Мать недовольно ответила:
- Не твое дело... Мала еще. Много будешь знать, скоро состаришься.
В эту минуту вошла тетка Пелагея. Она помолилась на иконы и, заглянув на кухню, спросила с ядовитой усмешкой:
- Перед кем это ты вырядилась, сударушка?
Лукерья промолчала.
- Тебя я спрашиваю, бесстыжая?.. Из каких это видов гулянкой занялась? Где вечор была?
Лукерья упорно молчала, а Пелагея, краснея от злобы, подступала к сестре:
- Мать ты дочери или нет?.. Тебе я говорю?.. Отберу я девку у тебя... Отдам в монастырь ее. Ах ты, потихоня!.. Только я еще узнаю... Приду со старостой и все твое имение опишу. Что выдумала, а!?. У мужа еще ноги не остыли, а она... Что выдумала?!.
Лукерья схватила ватную кофту, торопливо надела ее на себя. Подвязала голову пестрым кашемировым платком и, встав перед сестрой, сказала:
- Нонче нет такой моды, чтобы имущество описывать у матери. Тебе ладно, у тебя под боком кормилец-мужик, ты не знаешь нужды, а я... Тошно мне!

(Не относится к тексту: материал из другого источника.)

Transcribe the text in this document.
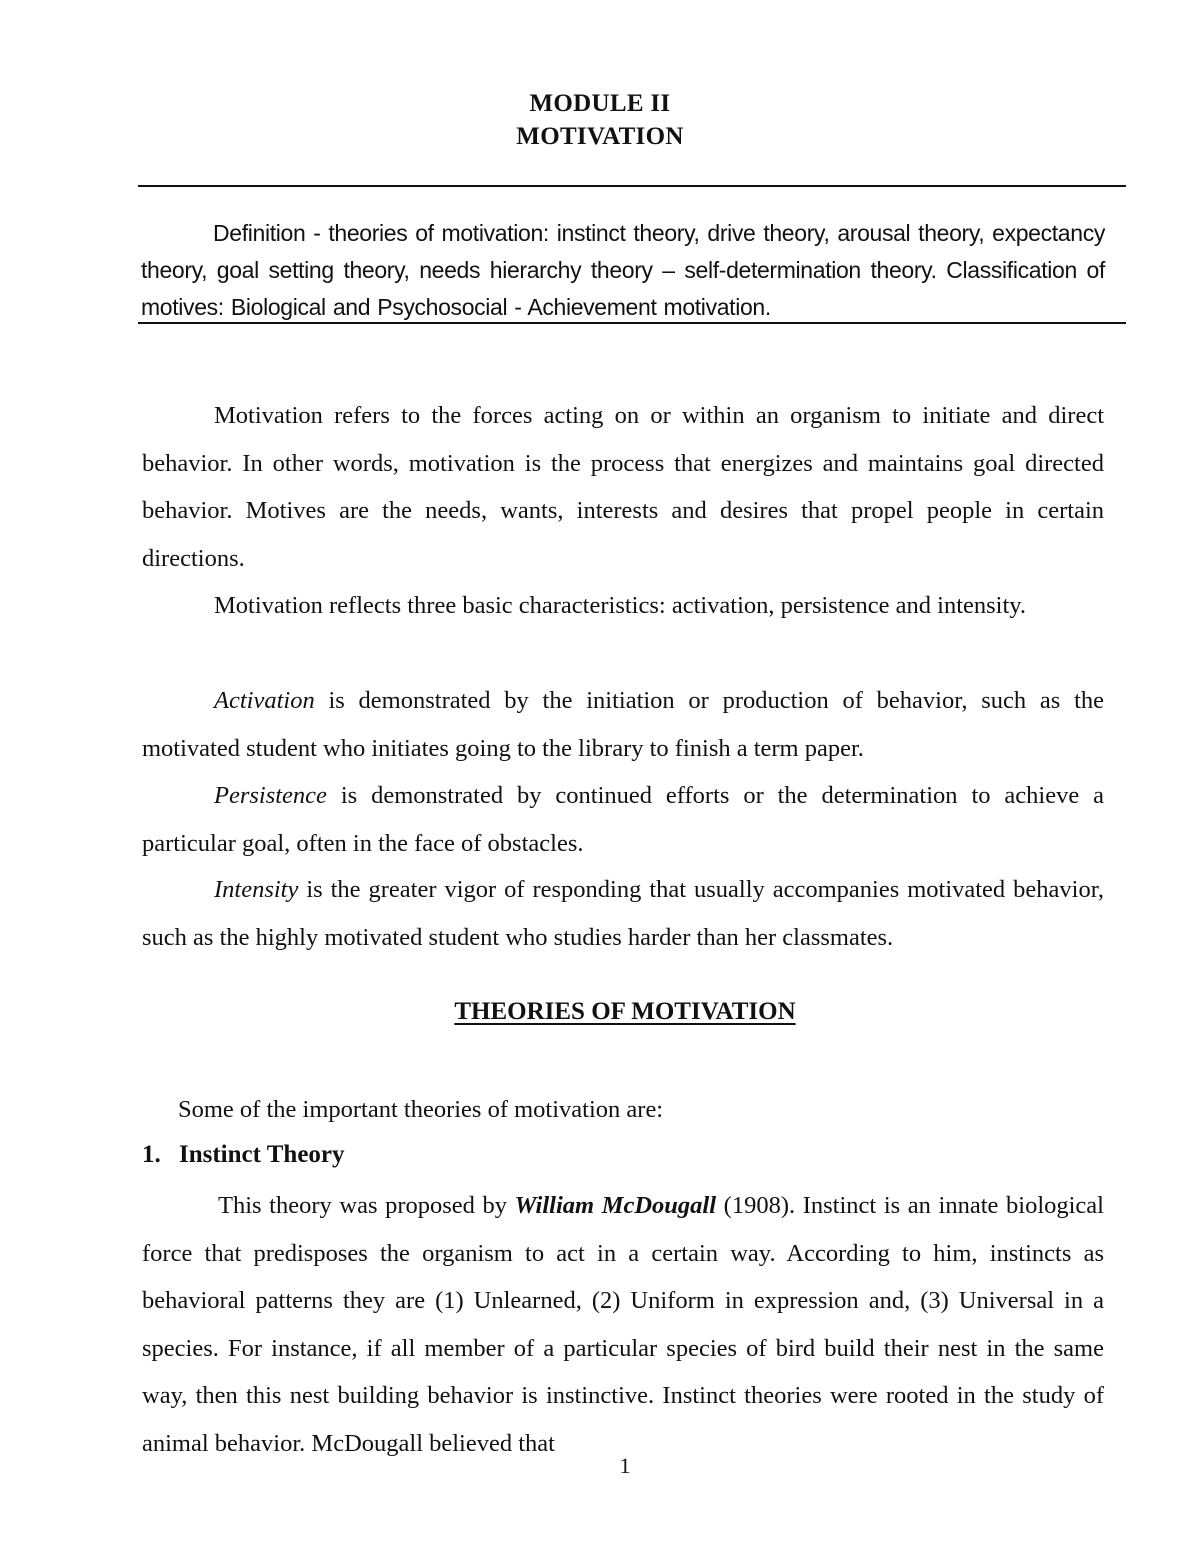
MODULE II
MOTIVATION
Definition - theories of motivation: instinct theory, drive theory, arousal theory, expectancy theory, goal setting theory, needs hierarchy theory – self-determination theory. Classification of motives: Biological and Psychosocial - Achievement motivation.

Motivation refers to the forces acting on or within an organism to initiate and direct behavior. In other words, motivation is the process that energizes and maintains goal directed behavior. Motives are the needs, wants, interests and desires that propel people in certain directions.

Motivation reflects three basic characteristics: activation, persistence and intensity.

Activation is demonstrated by the initiation or production of behavior, such as the motivated student who initiates going to the library to finish a term paper.

Persistence is demonstrated by continued efforts or the determination to achieve a particular goal, often in the face of obstacles.

Intensity is the greater vigor of responding that usually accompanies motivated behavior, such as the highly motivated student who studies harder than her classmates.

THEORIES OF MOTIVATION
Some of the important theories of motivation are:
1. Instinct Theory

This theory was proposed by William McDougall (1908). Instinct is an innate biological force that predisposes the organism to act in a certain way. According to him, instincts as behavioral patterns they are (1) Unlearned, (2) Uniform in expression and, (3) Universal in a species. For instance, if all member of a particular species of bird build their nest in the same way, then this nest building behavior is instinctive. Instinct theories were rooted in the study of animal behavior. McDougall believed that

1
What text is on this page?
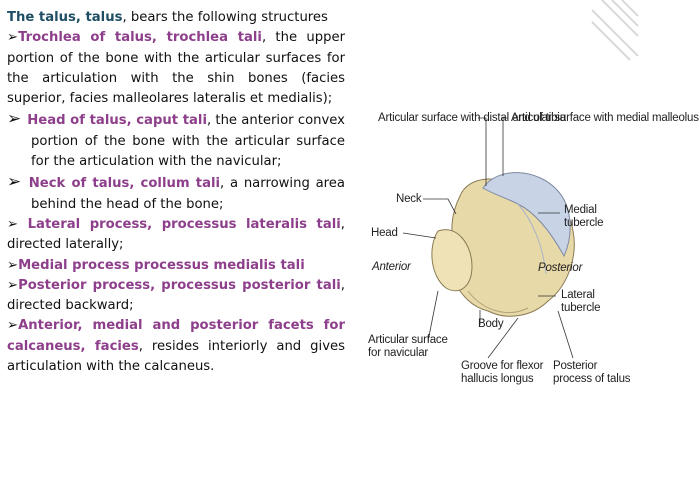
The talus, talus, bears the following structures

➢Trochlea of talus, trochlea tali, the upper portion of the bone with the articular surfaces for the articulation with the shin bones (facies superior, facies malleolares lateralis et medialis);

➢ Head of talus, caput tali, the anterior convex portion of the bone with the articular surface for the articulation with the navicular;

➢ Neck of talus, collum tali, a narrowing area behind the head of the bone;

➢ Lateral process, processus lateralis tali, directed laterally;

➢Medial process processus medialis tali

➢Posterior process, processus posterior tali, directed backward;

➢Anterior, medial and posterior facets for calcaneus, facies, resides interiorly and gives articulation with the calcaneus.

Articular surface with distal end of tibia
Articular surface with medial malleolus
Neck
Head
Anterior
Medial tubercle
Posterior
Lateral tubercle
Body
Articular surface for navicular
Groove for flexor hallucis longus
Posterior process of talus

Пелагея шагнула было к сестре, но та показала ей два кукиша.
- На-ка, выкуси...- А потом обратилась к дочери: - Огня до меня не зажигай, я скоро приду.
Не слушая больше сестры, Лукерья быстро вышла. Оля сидела на печке, Пелагея, постояв с минуту, сказала:
- Я тебя в монастырь охлопочу, ужо погоди, Олютка. Пойдешь в монастырь? Что молчишь?.. Нарядная будешь ходить, галоши носить будешь. Там хорошо, учиться будешь в школе.
Олю соблазняло обещание тетки. Она мысленно представила себе, как она в блестящих новых галошах, в черном платье будет ходить в школу.
Пелагея постояла в раздумье и вышла.
Мать пришла поздно и долго возилась у двери, а потом нетвердой поступью прошла вперед. Слышно было, как она ощупью нашла в печурке коробку спичек, забрякала ею и чиркнула спичку.
- Олютка,- крикнула она.
Дочь не отозвалась.
- Спишь? Ну, спи.
Она снова чиркнула спичку. Спичка потухла, и коробка упала на пол. Мать долго возилась, искала спички, тихо ругалась:
- Где вы тут?.. Тьфу!.. Окаянные!.. Тьфу!.. Чтобы вам!.. Тьфу!..
Отыскав спички, она принялась зажигать лампу. Спички вспыхивали и гасли. Слабый свет на мгновение освещал ее лицо. Посапывая носом, мать сердито ворчала:
- Я вам покажу!.. Тьфу ты, окаянная спичечка!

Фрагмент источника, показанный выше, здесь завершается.